The Playmaker: An Ambiguous Role
Unlike other esports such as League of Legends or DOTA 2, CS:GO has never had clear-cut definitive roles. Although there are roles, for example everyone knows what an entry fragger or a lurker might be, players are not locked into these positions. Players have the freedom to move around the map and swap roles or positions on the fly, making Counter Strike much more dynamic as an esport.
One important role in CS:GO that is not truly defined is that of a playmaker. Playmaking in CS:GO comes in all shapes and forms. It may come from an entry fragger getting two quick kills and opening a sight up or from an AWPer racking up kills and shutting down a site on the CT side. Wherever it comes from, playmaking is crucial to the success of a team. However, the role of a playmaker is a double-edged sword. Although they may be able to single-handedly win a round for you, they may also sometimes throw away a round. There is a level of risk involved in trying to make plays, which is why there is a lack of consistency from these sorts of players. They are very streaky, and although they appear to be explosive and impactful when everything is going great, they often look terrible in the rounds where they fail and their stats usually even out over time.

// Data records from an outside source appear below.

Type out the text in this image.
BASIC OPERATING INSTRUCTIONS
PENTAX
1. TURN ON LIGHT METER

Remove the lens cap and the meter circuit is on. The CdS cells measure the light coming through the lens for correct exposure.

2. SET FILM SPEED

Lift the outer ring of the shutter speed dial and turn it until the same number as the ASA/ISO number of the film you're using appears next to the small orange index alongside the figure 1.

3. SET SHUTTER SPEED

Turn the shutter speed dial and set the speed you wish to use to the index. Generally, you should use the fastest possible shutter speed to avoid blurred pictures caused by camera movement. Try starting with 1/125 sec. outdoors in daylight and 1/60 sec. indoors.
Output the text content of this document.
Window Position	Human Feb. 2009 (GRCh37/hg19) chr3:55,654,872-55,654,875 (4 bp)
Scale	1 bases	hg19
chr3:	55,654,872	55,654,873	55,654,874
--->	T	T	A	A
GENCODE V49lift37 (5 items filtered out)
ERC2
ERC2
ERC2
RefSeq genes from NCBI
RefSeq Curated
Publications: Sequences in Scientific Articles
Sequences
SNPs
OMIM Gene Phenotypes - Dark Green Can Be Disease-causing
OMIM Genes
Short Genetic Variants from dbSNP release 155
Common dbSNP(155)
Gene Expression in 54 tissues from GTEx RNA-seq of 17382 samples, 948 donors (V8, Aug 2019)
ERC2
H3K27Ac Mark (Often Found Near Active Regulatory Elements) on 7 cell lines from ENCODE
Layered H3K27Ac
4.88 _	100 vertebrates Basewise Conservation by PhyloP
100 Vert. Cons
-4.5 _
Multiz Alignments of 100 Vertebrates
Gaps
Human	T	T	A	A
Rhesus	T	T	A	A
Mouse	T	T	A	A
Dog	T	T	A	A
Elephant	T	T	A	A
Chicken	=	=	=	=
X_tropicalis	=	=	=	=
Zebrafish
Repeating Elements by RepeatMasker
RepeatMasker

The most famous example of this sort of player is probably Jesper “JW” Wecksell 2014-2015 Fnatic. On arguably the best CS:GO team of all time, JW was certainly a wildcard known for his crazy AWP shots and seemingly random plays. JW was a very explosive player but was inconsistent with his results. The team got its consistency from Olof “olofmeister” Kajbjer Gustafsson and Freddy “KRiMZ” Johansson who were each at one point considered the best player in the world. When JW’s volatile playmaking was working, they were unstoppable, but if his risky style did not pan out, the team was able to grind out wins because they had a solid foundation.
Flash in the Pan
Mikail “Maikelele” Bill was another great example of a playmaker during his time on Ninjas in Pyjamas. As their AWPer, Maikelele had a very risky, fast-flicking style that looks amazing when it works, but looks terrible when it fails. With Patrik “f0rest” Lindberg and Christopher “GeT_RiGhT” Alesund on the lineup, Maikelele was never the best player on the team. He has put up good performances with highlight reel plays, but the consistency comes from their two stars. In fact, Maikelele’s stats leveled off over time and are just above average while on NiP.
You May Like
An Up and Coming Wildcard
A more current example of this type of player is Henrique “HEN1” Teles on Immortals. The Brazilian lineup originally garnered a lot of hype because of HEN1’s incredibly fast firing speed on the AWP. As his numbers leveled off, it became evident that players like João “felps” Vasconcellos and Ricardo “boltz” Prass were the stable performers providing the team with consistent fragging. While they don’t hit the same peak form as HEN1, they also don’t fall into the valleys that HEN1 can when his style is not working. The team has continued to improve over time as they defined their roles and can now function with HEN1 trying to make plays.
These sorts of high-risk/high-reward players can be very effective and are sometimes crucial to the success of teams. But they must have more stable and consistent players ahead of them in their team’s pecking order to mitigate their mercurial nature. If a team can have consistent stars, then the explosive output of a playmaker can put them over the top making them very dangerous.